What words come to mind when thinking about fish?
Lean protein, omega 3 fatty acids, and tasty would be among the top three.
But concerns about mercury have kept many people from reaping the health benefits so abundant in fatty fish. Clarity is now coming to this topic.
During the recent meeting of the Academy of Nutrition and Dietetics, I heard Dr. Nicholas Ralston, a mercury researcher, talk about how the mineral selenium has been too often overlooked in the fish/mercury discussion. Selenium is an essential trace mineral that functions as an antioxidant and promotes a healthy immune system. Selenium also helps fish get rid of stored and dangerous methyl mercury. So the more accurate way to evaluate a fish for safety is to look at the selenium-to-mercury ratio.
Fish with the highest selenium-to-mercury ratio, and thus safest to eat, are albacore, yellowfin and skipjack tuna. The traditional advice of limiting albacore tuna to six ounces a week needs a revision. Chinook, sockeye and coho salmon also have a favorable ratio.

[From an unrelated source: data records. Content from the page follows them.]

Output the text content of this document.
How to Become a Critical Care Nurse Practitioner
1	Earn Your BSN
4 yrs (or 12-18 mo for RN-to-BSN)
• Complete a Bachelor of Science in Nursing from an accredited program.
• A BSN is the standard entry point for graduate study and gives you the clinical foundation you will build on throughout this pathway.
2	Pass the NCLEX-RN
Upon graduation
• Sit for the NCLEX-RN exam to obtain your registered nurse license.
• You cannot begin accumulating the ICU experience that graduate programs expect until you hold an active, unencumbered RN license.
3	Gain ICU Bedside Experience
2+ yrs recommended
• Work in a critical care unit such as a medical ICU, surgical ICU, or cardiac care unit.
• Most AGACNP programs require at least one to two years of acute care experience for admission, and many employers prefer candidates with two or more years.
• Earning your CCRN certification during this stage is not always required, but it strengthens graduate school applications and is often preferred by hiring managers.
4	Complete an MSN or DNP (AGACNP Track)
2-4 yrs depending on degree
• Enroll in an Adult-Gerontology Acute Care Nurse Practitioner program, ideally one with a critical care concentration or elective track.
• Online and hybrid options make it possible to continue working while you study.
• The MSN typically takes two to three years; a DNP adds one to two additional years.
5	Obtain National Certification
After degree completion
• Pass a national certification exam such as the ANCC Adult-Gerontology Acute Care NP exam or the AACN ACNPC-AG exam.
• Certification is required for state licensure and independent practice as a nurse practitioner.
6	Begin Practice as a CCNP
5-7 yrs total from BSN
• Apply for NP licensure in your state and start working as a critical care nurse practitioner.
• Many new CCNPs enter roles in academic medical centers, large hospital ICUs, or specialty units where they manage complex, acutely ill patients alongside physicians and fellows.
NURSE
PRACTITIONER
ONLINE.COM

Small healthy fatty fish, such as sardines, anchovies and herring, are very low in contaminants and not a safety concern. The most concentrated vegetarian source of selenium is Brazil nuts. Fish to avoid are pilot whale (not a problem), tarpon and swordfish.
It is the omega 3 fatty acids that make fish a desirable diet addition. Strong evidence has shown that fish consumption lowers risk of cardiac mortality, lowers triglycerides and blood pressure and keeps blood from forming clots. About 250 mg/day of the omega 3 fatty acids DHA+EPA provides heart benefits. This translates to about 1-2 servings a week of salmon, tuna, anchovies, herring, sardines or trout.
I hope anyone who gave up a favorite tuna fish sandwich feels comfortable putting it back on the plate.